This sounds like a perfect use for our plethora of sun gold tomatoes this autumn! They are so very sweet, I would like to not add the sugar, will this pose a safety issue? Should lemon juice or citric acid be added at the canning stage? Thank you!!
If you don’t add sugar, it won’t pose a safety issue but this won’t behave like a jam. It will also have a reduced yield and shelf life. What you’re describing is tomato sauce. And the lemon juice or citric acid should be added directly to each jar prior to canning.
Did not set, very disappointing
This is a recipe in which you have to keep cooking it to achieve set. You continue to cook until you like the consistency. Because water content varies in tomatoes, cooking times will vary.
I have not heard of this. What do you eat jalepeno tomato jam with?
Tomato jams are great with cheese, on burgers, or in vinaigrettes.

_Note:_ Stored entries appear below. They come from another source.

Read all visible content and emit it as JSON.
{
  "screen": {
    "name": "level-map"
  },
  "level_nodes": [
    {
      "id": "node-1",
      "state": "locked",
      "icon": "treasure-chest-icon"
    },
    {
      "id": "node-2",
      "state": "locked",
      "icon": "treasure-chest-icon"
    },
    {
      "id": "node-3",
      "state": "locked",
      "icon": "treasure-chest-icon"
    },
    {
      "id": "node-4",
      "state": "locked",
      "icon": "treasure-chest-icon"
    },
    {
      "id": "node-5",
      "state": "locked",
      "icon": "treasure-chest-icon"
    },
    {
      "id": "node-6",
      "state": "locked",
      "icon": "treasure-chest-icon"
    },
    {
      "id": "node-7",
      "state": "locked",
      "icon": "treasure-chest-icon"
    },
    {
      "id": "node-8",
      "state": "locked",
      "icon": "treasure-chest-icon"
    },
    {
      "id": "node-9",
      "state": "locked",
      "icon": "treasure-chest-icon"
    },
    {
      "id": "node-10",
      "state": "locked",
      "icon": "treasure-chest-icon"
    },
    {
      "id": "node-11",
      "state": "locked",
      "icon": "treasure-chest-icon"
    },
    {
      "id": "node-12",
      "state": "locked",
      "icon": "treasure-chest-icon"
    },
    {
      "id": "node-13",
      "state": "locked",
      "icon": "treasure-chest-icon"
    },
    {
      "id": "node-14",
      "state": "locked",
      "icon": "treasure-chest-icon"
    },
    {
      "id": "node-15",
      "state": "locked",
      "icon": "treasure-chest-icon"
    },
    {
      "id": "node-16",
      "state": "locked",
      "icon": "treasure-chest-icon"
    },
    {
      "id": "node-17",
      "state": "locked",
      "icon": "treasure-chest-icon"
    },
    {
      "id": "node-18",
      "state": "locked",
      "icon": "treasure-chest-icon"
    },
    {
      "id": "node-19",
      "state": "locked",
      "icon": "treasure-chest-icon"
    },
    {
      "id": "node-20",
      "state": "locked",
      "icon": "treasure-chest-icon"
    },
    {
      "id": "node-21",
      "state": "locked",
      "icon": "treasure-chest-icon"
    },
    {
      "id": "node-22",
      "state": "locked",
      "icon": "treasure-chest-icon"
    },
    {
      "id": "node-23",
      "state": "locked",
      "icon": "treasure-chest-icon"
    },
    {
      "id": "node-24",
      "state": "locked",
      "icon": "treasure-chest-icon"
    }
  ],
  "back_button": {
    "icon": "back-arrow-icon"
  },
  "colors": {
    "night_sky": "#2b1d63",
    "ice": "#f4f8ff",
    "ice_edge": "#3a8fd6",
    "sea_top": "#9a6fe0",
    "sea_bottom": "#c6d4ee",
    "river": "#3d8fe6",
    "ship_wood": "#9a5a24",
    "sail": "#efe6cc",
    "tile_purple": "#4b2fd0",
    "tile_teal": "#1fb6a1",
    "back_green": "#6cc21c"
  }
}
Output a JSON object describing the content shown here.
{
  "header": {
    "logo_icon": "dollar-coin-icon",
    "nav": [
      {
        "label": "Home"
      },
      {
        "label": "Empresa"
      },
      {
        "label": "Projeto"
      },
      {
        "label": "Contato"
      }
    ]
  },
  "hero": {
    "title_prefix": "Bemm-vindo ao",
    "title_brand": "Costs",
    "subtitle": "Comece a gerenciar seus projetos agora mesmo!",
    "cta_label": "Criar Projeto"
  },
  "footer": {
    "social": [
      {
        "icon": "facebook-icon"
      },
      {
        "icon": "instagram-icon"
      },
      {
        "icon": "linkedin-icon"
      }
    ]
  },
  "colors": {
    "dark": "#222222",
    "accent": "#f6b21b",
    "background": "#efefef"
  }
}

Just pulled my 3 jars out of the canner. Had my husband taste the laftovers and he said it it tasted like peaches! So I gave it a taste and sure enough it does! I used yellow pear and 4-5 very small celebrity tomatoes, 3.5 tablespoons of jalapenos with seeds and membranes finely chopped. Very little heat but wow it’s yummy!
I’m trying to steer away from refined sugar in my recipes, Could honey be used and if so, how much?
I have a honey sweetened tomato jam recipe that you can find here. https://foodinjars.com/recipe/classic-tomato-jam-sweetened-honey/
I made this jam and it’s delicious although it did not set; it’s thick but not jam like (I ran out of patience!). I did can it as the recipe didn’t talk about getting to a jam set point so it’s more like a sauce. Do you think this is still okay?
This jam sets through reduction. You have to keep cooking it until it is thickened.
I made this and it is delicious. It took an 1:15 minutes to reduce. I went slow and I am at almost 6000 feet altitude. But it did take a LOOOOOONG time to reduce.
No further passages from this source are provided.